Китайские граждане десятилетиями были глубоко вовлечены в контрабанду на советско-китайской границе, однако рубежи китайской крестьянской колонизации в конце 1920-х годов находились еще в сотнях километров от Хулун-Буира. К 1927 году ханьские китайцы насчитывали почти четверть населения региона (17 177 из 72 021), в степь они приезжали как торговцы, контрабандисты и охотники на сурков и селились в основном в железнодорожных городах Маньчжурии (8735) и Хайларе (4810). Дальше на север у реки Аргунь и ее притоков трудилось постепенно увеличивавшееся число китайских золотоискателей численностью не более нескольких сотен человек[432]
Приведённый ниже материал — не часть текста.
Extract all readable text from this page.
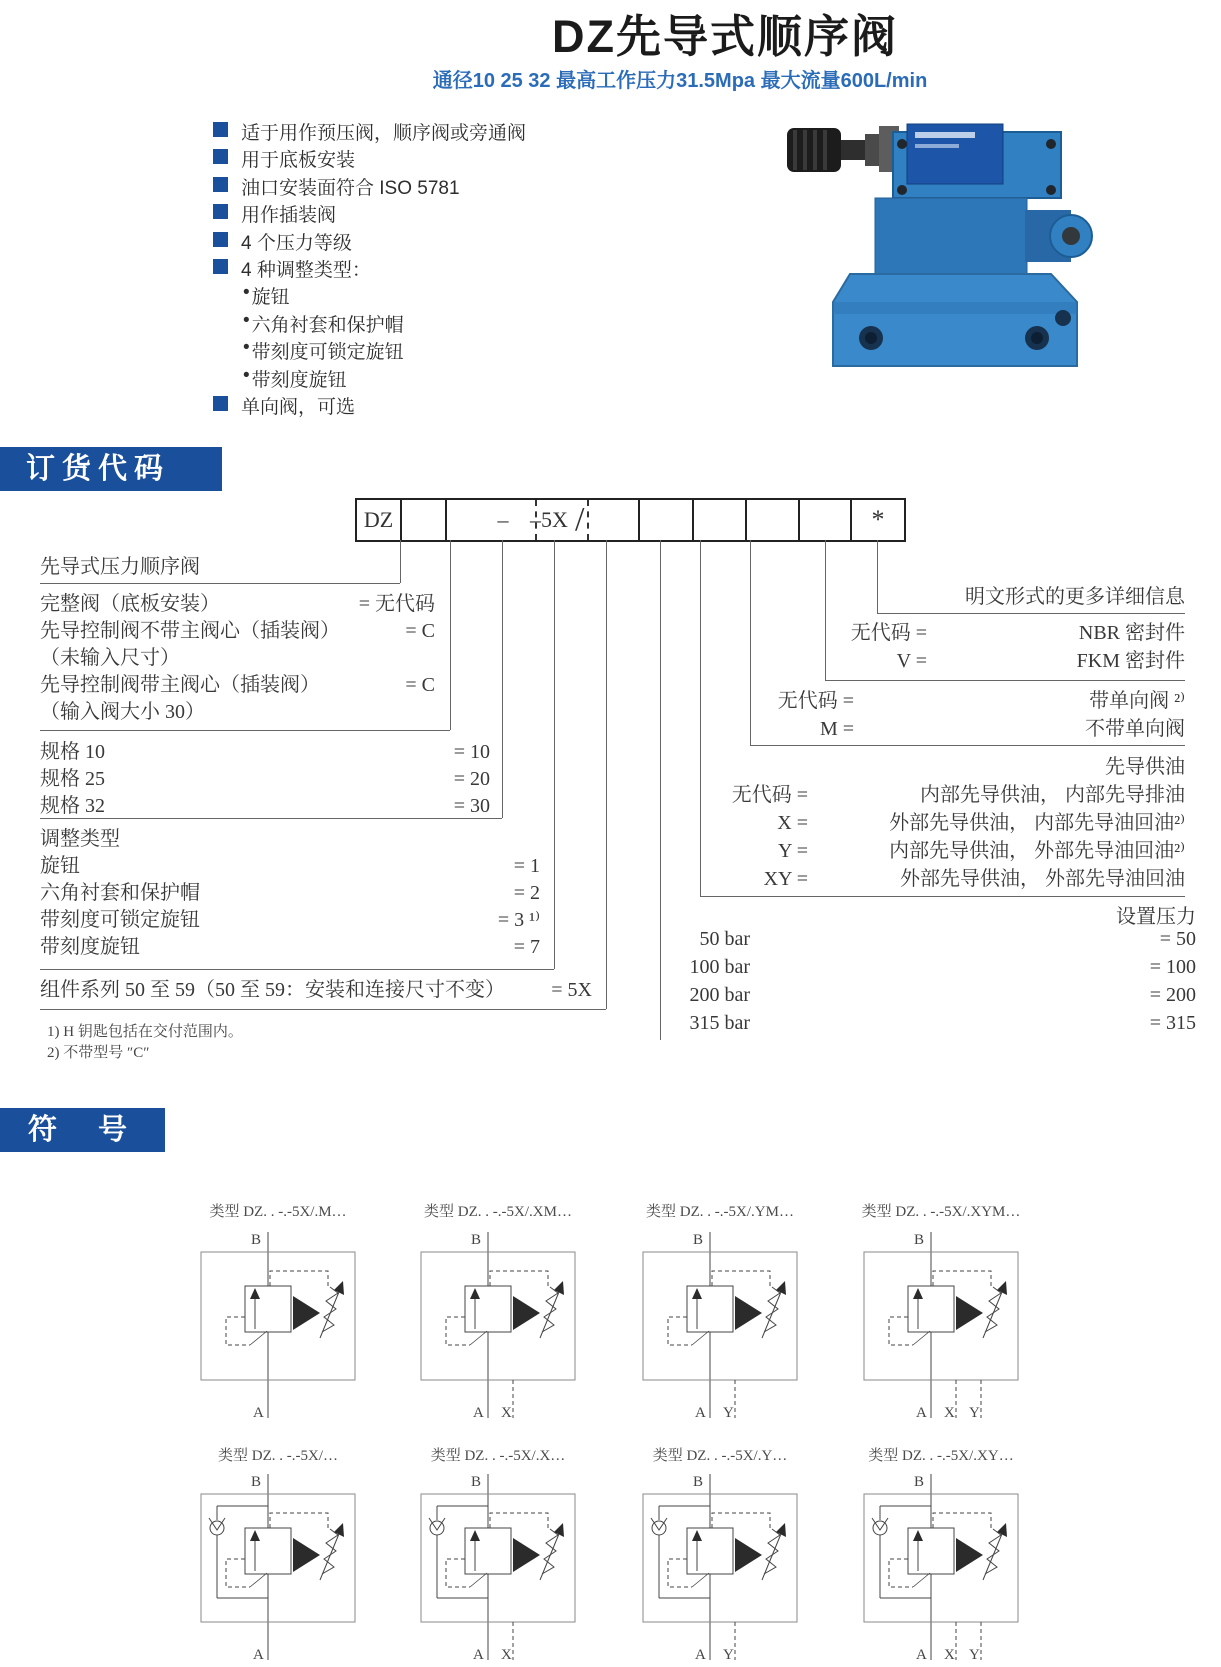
DZ先导式顺序阀
通径10 25 32 最高工作压力31.5Mpa 最大流量600L/min
适于用作预压阀，顺序阀或旁通阀
用于底板安装
油口安装面符合 ISO 5781
用作插装阀
4 个压力等级
4 种调整类型：
• 旋钮
• 六角衬套和保护帽
• 带刻度可锁定旋钮
• 带刻度旋钮
单向阀，可选
订货代码
DZ	– –5X /	*
先导式压力顺序阀
完整阀（底板安装）	= 无代码
先导控制阀不带主阀心（插装阀）	= C
（未输入尺寸）
先导控制阀带主阀心（插装阀）	= C
（输入阀大小 30）
规格 10	= 10
规格 25	= 20
规格 32	= 30
调整类型
旋钮	= 1
六角衬套和保护帽	= 2
带刻度可锁定旋钮	= 3 ¹⁾
带刻度旋钮	= 7
组件系列 50 至 59（50 至 59：安装和连接尺寸不变） = 5X
明文形式的更多详细信息
无代码 =	NBR 密封件
V =	FKM 密封件
无代码 =	带单向阀 ²⁾
M =	不带单向阀
先导供油
无代码 =	内部先导供油， 内部先导排油
X =	外部先导供油， 内部先导油回油²⁾
Y =	内部先导供油， 外部先导油回油²⁾
XY =	外部先导供油， 外部先导油回油
设置压力
50 bar	= 50
100 bar	= 100
200 bar	= 200
315 bar	= 315
1) H 钥匙包括在交付范围内。
2) 不带型号 ″C″
符　号
类型 DZ. . -.-5X/.M…
B
A
类型 DZ. . -.-5X/.XM…
B
A X
类型 DZ. . -.-5X/.YM…
B
A Y
类型 DZ. . -.-5X/.XYM…
B
A X Y
类型 DZ. . -.-5X/…
B
A
类型 DZ. . -.-5X/.X…
B
A X
类型 DZ. . -.-5X/.Y…
B
A Y
类型 DZ. . -.-5X/.XY…
B
A X Y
. Сельскохозяйственное развитие Хулун-Буира было ограничено почти исключительно только пахотными землями вдоль железной дороги и небольшими участками в Трехречье, где работали русские казаки. Хулун-Буир за пределами железнодорожной концессии все еще представлял собой кочевье[433]. В отличие от других бывших земель монгольских знамен в Северо-Восточном Китае, где «русские, проложив Китайскую восточную железную дорогу через Северную Маньчжурию в 1898 году, были ответственны за китайскую колонизацию широкого пояса монгольских территорий», железные дороги в Хулун-Буире еще не придали ханьской колонизации такого агрессивного характера[434].В 1920-х годах многие жители Хулун-Буира и других монгольских земель, еще принадлежащих Китайской республике, продолжали желать большей независимости. Лидеры новой Монгольской Народной Республики вторили призывам, доносящимся из этого региона. Большевики поддерживали иллюзию, что Внешняя Монголия, после ее образования в 1924 году, была независимым государством. Однако в действительности она стала первым политическим сателлитом Советского Союза. Соответственно, стремление монголов вернуть Внутреннюю Монголию и Хулун-Буир и таким образом объединить панмонгольское государство должно пониматься в рамках новой политической ситуации[435]
.Движение за самоопределение в Хулун-Буире в 1920-х годах, в отличие от попыток обрести независимость в поздние годы правления династии Цин, когда местные лидеры искали помощи у Санкт-Петербурга, было в значительной мере подкреплено идеологическими связями с Москвой. Хулун-буирские монголы планировали восстание, будучи уверены в тайной поддержке Москвы. Именно из-за этой убежденности в идеологической близости антикитайское восстание в августе и сентябре 1928 года провалилось, когда Москва в итоге отказалась поддержать его даурских руководителей Мэрсэ и Фуминтая[436]
. Это была последняя вспышка автохтонного сопротивления в Хулун-Буире, получившая хотя бы малейшую поддержку Советского Союза, который увидел в ней выпад против китайской власти. Оуэн Латтимор отметил, что к концу 1920-х годов «нереалистичный и романтический национализм» Внутренней Монголии был в упадке: «Речь шла уже не о степени автономии или номинальной независимости внутри соперничающих русских, японских и китайских сфер влияния. В экономическом смысле существует только вопрос наличия или отсутствия колониальной эксплуатации; в политическом – в степени социальной революции или контрреволюции»[437]. События во Внутренней и Внешней Монголии в последующие десятилетия подтверждают слова Латтимора. После японской оккупации восточных и центральных частей Внутренней Монголии в начале и середине 1930-х годов большинство монгольского населения оказалось под управлением японцев. Тогда на несколько лет вновь расцвело движение за самоопределение и воссоединение под руководством князя Дэмчигдонрова (Дэ Вана), чьи первые шаги были сделаны независимо от японцев, однако вскоре он получил поддержку Токио – японцы считали, что монгольский национализм будет действовать как противовес ханьскому – китайскому доминированию. Внутри своего государства-сателлита Маньчжоу-го Япония также создала провинцию Синъань – анклав, обладающий значительной автономией. За самостоятельность, однако, пришлось заплатить, когда монгольские амбиции оказались поглощены намерениями японской империи, что будет показано в следующей главе[438].